AudioLM 是一种来自 Google 研究的音频生成语言建模方法,在 Pytorch 中实现
它还通过 T5 的无分类器指导扩展了调节工作。这允许人们进行文本转音频或 TTS,但论文中没有提供。是的,这意味着 VALL-E 可以从此存储库进行训练。本质上是一样的。
如果您有兴趣公开复制这项工作,请加入
该存储库现在还包含 SoundStream 的 MIT 许可版本。它还与 EnCodec 兼容,在撰写本文时 EnCodec 也已获得 MIT 许可。
更新:AudioLM 本质上是用来“解决”新 MusicLM 中的音乐生成问题
以后这个电影片段就没有任何意义了。你只需提示人工智能即可。
Stability.ai 慷慨赞助工作和开源尖端人工智能研究
? Huggingface 拥有令人惊叹的加速器和变形金刚库
MetaAI for Fairseq 和自由许可证
@onglints 和 Joseph 提供了他们的专业建议和专业知识以及拉取请求!
@djqualia、@yigityu、@inspirit 和 @BlackFox1197 帮助调试声音流
Allen 和 LWprogramming 审查了代码并提交了错误修复!
Ilya 发现了多尺度鉴别器下采样的问题并改进了声音流训练器
Andrey 识别了声流中缺失的损失并指导我使用正确的梅尔频谱图超参数
Alejandro 和 Ilya 分享了他们的训练声音流结果,并解决了本地注意力位置嵌入的一些问题
LWprogramming 添加编码器兼容性!
LWprogramming 用于查找从FineTransformer
采样时处理 EOS 代币的问题!
@YoungloLee 识别出与填充相关的声流一维因果卷积中的一个大错误,而不是考虑步幅!
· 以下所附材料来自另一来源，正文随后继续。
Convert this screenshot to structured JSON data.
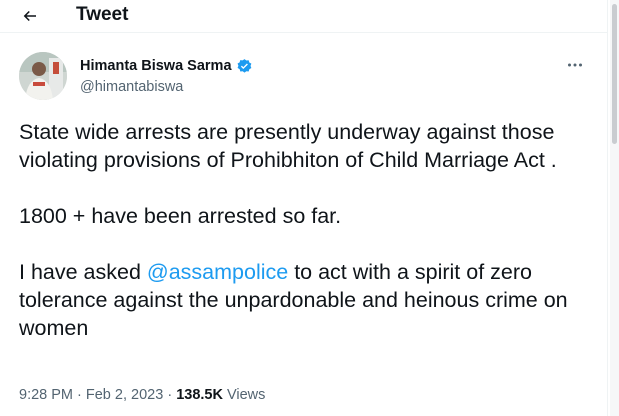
{
  "header": {
    "title": "Tweet",
    "back_icon": "arrow-left-icon"
  },
  "author": {
    "name": "Himanta Biswa Sarma",
    "handle": "@himantabiswa",
    "verified_icon": "verified-badge-icon",
    "verified_color": "#1d9bf0"
  },
  "tweet": {
    "paragraph1": "State wide arrests are presently underway against those violating provisions of Prohibhiton of Child Marriage Act .",
    "paragraph2": "1800 + have been arrested so far.",
    "paragraph3_before": "I have asked ",
    "mention": "@assampolice",
    "paragraph3_after": " to act with a spirit of zero tolerance against the unpardonable and heinous crime on women"
  },
  "meta": {
    "time": "9:28 PM",
    "separator": " · ",
    "date": "Feb 2, 2023",
    "views_count": "138.5K",
    "views_label": " Views"
  },
  "colors": {
    "accent": "#1d9bf0",
    "text": "#0f1419",
    "secondary": "#536471"
  }
}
Hayden 指出了 Soundstream 多尺度判别器中的一些差异
$ pip install audiolm-pytorch
神经编解码器有两种选择。如果你想使用预训练的24kHz Encodec,只需创建一个Encodec对象,如下所示:
from audiolm_pytorch import EncodecWrapper
encodec = EncodecWrapper ()
# Now you can use the encodec variable in the same way you'd use the soundstream variables below.
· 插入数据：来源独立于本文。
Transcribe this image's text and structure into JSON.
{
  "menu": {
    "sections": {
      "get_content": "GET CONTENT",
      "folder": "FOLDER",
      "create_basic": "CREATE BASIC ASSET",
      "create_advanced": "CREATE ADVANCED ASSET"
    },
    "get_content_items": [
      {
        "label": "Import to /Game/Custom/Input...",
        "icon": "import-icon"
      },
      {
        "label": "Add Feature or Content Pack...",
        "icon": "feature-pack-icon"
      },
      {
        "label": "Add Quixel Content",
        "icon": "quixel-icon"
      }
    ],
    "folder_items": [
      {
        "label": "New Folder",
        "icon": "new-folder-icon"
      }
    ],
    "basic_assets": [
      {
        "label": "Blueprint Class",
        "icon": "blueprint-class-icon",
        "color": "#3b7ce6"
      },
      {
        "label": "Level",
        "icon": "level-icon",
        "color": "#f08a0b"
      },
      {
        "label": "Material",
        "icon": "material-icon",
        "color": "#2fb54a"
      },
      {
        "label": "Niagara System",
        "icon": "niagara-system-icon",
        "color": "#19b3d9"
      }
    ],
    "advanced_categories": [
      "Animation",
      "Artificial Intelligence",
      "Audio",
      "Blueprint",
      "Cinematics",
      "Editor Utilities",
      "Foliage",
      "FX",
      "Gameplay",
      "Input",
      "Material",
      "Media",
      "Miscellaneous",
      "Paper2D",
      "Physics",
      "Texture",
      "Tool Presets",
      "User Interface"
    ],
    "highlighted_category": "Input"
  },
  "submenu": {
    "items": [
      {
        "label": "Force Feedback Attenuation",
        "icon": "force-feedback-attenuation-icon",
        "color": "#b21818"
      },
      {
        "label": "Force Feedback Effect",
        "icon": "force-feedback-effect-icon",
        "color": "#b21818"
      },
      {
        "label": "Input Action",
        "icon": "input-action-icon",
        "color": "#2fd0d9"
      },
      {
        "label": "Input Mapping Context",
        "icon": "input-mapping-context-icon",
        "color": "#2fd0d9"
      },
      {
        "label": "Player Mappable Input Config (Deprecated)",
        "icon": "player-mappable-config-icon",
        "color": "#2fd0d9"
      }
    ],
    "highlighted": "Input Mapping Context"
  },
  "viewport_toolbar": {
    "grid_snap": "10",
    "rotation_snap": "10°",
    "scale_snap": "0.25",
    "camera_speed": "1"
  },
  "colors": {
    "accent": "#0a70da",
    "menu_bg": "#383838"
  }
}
否则,为了更忠实于原始论文,您可以使用SoundStream
。首先, SoundStream
需要在大量音频数据上进行训练
from audiolm_pytorch import SoundStream , SoundStreamTrainer
soundstream = SoundStream (
codebook_size = 4096 ,
rq_num_quantizers = 8 ,
rq_groups = 2 , # this paper proposes using multi-headed residual vector quantization - https://arxiv.org/abs/2305.02765
use_lookup_free_quantizer = True , # whether to use residual lookup free quantization - there are now reports of successful usage of this unpublished technique
use_finite_scalar_quantizer = False , # whether to use residual finite scalar quantization
attn_window_size = 128 , # local attention receptive field at bottleneck
attn_depth = 2 # 2 local attention transformer blocks - the soundstream folks were not experts with attention, so i took the liberty to add some. encodec went with lstms, but attention should be better
)
trainer = SoundStreamTrainer (
soundstream ,
folder = '/path/to/audio/files' ,
batch_size = 4 ,
grad_accum_every = 8 , # effective batch size of 32
data_max_length_seconds = 2 , # train on 2 second audio
num_train_steps = 1_000_000
). cuda ()
trainer . train ()
# after a lot of training, you can test the autoencoding as so
soundstream . eval () # your soundstream must be in eval mode, to avoid having the residual dropout of the residual VQ necessary for training
audio = torch . randn ( 10080 ). cuda ()
recons = soundstream ( audio , return_recons_only = True ) # (1, 10080) - 1 channel
然后,您训练过的SoundStream
可以用作音频的通用分词器
audio = torch . randn ( 1 , 512 * 320 )
codes = soundstream . tokenize ( audio )
# you can now train anything with the codebook ids
recon_audio_from_codes = soundstream . decode_from_codebook_indices ( codes )
# sanity check
assert torch . allclose (
recon_audio_from_codes ,
soundstream ( audio , return_recons_only = True )
)
您还可以通过分别导入AudioLMSoundStream
和MusicLMSoundStream
来使用特定于AudioLM
和MusicLM
声音流
from audiolm_pytorch import AudioLMSoundStream , MusicLMSoundStream
soundstream = AudioLMSoundStream (...) # say you want the hyperparameters as in Audio LM paper
# rest is the same as above
从版本0.17.0
开始,您现在可以调用SoundStream
上的类方法来从检查点文件加载,而无需记住您的配置。
from audiolm_pytorch import SoundStream
soundstream = SoundStream . init_and_load_from ( './path/to/checkpoint.pt' )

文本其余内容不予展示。